ふたご座
出発点に立ち戻る
「われなし能う、ゆえにわれあり」
今週のふたご座は、幼児の言葉の発達のごとし。あるいは、明確に発話された言葉以前の身振りや所作によって構成される「全体的言語活動」に立ち返っていくような星回り。
デカルトの「われ思う、ゆえにわれあり」、この「思うわれ」を“てこの原理”として近代合理主義思想は出発していった訳ですが、問題はこの「思うわれ」を身体をもって現に生きている生身の人間にまで適用させてしまった点にあるのではないでしょうか。

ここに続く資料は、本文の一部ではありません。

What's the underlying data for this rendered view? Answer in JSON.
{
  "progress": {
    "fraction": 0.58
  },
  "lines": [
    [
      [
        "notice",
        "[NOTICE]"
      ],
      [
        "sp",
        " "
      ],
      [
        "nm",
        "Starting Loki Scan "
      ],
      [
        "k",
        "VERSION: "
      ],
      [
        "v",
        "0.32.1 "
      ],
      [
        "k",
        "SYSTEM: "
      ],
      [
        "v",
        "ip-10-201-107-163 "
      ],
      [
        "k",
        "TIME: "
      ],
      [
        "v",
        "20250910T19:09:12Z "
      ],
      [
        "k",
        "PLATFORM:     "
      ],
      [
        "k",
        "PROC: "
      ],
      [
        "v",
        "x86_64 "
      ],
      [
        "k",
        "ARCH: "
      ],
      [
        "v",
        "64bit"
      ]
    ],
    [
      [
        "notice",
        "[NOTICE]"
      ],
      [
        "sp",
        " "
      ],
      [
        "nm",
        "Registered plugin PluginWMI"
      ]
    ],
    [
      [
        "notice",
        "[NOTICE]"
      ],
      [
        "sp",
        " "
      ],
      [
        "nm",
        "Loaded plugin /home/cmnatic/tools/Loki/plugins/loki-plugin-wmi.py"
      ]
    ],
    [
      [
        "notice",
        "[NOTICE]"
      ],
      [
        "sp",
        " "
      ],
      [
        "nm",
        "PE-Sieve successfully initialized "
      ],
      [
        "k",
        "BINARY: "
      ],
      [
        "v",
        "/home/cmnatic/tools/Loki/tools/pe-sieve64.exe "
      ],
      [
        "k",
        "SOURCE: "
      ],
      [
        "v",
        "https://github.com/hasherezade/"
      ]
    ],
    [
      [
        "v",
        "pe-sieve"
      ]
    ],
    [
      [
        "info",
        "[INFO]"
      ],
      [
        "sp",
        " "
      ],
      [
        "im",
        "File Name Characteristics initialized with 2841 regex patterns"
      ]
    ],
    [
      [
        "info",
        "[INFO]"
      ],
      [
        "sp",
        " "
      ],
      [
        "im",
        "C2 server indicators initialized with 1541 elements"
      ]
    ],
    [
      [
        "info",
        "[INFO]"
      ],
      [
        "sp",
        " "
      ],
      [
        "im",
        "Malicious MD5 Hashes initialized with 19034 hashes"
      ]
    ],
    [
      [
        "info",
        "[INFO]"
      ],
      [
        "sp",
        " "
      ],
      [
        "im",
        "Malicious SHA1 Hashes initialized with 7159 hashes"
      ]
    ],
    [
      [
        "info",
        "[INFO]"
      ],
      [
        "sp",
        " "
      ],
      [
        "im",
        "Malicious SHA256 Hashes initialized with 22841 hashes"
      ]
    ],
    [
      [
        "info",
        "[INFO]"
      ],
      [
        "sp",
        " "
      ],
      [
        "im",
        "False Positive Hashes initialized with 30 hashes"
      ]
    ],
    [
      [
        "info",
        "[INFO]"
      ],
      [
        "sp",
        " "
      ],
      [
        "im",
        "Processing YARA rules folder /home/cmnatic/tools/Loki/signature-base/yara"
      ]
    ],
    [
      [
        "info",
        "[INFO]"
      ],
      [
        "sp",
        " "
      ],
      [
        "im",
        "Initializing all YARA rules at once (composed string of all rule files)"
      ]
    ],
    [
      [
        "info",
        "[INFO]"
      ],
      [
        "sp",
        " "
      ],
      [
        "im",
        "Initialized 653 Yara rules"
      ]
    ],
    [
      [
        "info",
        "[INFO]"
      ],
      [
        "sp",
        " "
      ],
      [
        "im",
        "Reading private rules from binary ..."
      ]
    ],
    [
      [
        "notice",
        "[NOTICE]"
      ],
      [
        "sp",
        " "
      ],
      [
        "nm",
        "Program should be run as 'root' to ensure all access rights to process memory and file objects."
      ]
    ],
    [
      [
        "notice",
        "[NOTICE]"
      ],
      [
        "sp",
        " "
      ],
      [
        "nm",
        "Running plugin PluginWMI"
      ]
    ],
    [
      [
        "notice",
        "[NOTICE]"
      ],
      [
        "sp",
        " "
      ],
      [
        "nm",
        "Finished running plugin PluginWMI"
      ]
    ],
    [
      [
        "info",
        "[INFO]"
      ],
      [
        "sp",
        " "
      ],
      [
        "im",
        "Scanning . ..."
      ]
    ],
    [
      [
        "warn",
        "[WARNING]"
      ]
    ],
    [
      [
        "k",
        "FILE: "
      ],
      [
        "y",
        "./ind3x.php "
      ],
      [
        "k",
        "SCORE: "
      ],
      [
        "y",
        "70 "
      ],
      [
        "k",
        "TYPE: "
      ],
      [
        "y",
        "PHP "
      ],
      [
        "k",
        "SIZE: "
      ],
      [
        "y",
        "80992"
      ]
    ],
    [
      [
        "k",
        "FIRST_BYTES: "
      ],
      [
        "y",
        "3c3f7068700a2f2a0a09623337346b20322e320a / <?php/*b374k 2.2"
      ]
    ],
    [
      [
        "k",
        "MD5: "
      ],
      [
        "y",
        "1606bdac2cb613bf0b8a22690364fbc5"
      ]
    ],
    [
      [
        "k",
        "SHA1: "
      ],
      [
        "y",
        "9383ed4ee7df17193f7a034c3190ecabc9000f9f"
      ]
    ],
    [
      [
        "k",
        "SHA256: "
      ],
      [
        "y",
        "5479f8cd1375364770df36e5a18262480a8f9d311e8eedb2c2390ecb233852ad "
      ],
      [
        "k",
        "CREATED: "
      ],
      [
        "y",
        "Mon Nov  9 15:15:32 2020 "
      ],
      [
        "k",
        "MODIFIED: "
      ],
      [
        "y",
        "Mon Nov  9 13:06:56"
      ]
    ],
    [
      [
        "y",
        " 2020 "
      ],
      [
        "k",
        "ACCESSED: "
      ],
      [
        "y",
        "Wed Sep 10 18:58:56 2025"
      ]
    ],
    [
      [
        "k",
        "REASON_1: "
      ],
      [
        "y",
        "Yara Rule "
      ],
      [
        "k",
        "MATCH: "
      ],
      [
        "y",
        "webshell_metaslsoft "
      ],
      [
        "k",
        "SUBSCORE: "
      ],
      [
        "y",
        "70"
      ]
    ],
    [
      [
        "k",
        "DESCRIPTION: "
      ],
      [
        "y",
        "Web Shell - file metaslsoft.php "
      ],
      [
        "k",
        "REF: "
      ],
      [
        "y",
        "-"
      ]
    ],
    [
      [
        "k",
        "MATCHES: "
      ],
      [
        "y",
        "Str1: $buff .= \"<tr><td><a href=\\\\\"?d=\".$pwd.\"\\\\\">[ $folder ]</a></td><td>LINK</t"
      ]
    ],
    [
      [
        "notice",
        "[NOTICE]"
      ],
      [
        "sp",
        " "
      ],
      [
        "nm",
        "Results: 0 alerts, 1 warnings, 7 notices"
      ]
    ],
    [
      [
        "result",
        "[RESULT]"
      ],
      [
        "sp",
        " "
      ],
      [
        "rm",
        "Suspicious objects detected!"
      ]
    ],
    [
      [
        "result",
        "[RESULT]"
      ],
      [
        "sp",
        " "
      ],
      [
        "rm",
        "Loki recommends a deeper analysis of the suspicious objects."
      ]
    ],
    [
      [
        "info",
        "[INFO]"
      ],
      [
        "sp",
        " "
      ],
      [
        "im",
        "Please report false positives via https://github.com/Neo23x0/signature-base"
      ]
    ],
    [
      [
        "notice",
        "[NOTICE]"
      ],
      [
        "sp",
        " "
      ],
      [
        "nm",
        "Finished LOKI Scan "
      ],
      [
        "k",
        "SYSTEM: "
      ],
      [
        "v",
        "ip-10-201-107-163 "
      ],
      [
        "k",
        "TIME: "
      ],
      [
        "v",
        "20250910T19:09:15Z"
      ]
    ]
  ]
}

そしてこの「意識は本質的に自己意識である」とか「他者とは私が彼にもつ意識にすぎない」といったデカルト的な考え方を鋭く批判していったのがメルロ=ポンティという人で、彼は幼児の言語活動を分析していくなかで「意識とは、原初的には、「われ思う(I think that)」ではなく、「われ能う(I can)」である」(『知覚の現象学』)という考え方を引き出していきました。つまり、私たちは明確な意識をもって物事を考え、それを伝えられるようになる前に、すでに身体を介して誰かと共に生きることができていて、それが人間の根本なのだということ。
幼児は、他者を模倣する前に他者の活動を模倣するものです。この最初の模倣は、幼児が他者の身体を構造化された行為の担い手として一挙に把握しているということ、そして幼児が自分自身の身体を、ある意味をもった身ぶりを実現するための恒常的で全体的な能力として経験していることを前提にしています。つまり、模倣は他者の行動の把握と、自己のがわでは観想的ではなく運動的なるものとしての主体、フッサールの言う「われなしあたう」としての主体を前提にしているのです。(『意識と言語の獲得』)
21日にふたご座から数えて「自分でも他者でもない無意識領域」を意味する12番目のおうし座で上弦の月を迎えていく今週のあなたもまた、身体をもってとにかくまず生きているという現実を第一義とした上で、そこで「身につけた」ものを大切にしていきたいところです。
新しい言語を獲得するつもりで
例えば、最初はうまく吹けなかった口笛も、家や道端で何度も練習していくうちに、だんだんと身についてくるものですが、最終的にその成否を分けるのは、圧倒的な量でしょう。
英語の習得にも最低2000時間の勉強時間が必要になってくると言われていますが、その際もまず最初に圧倒的な量を積み上げていくことができるかどうかが、上達や習得の分かれ目になってくるそうです。
そういう意味では、今週のふたご座にとってもっとも避けたい事態は、いろいろ手を広げすぎて中途半端に終わってしまうこと。何かこれと決めたなら、できるだけ毎日そのための時間を作って、量を積み上げていくことを大切にしていきましょう。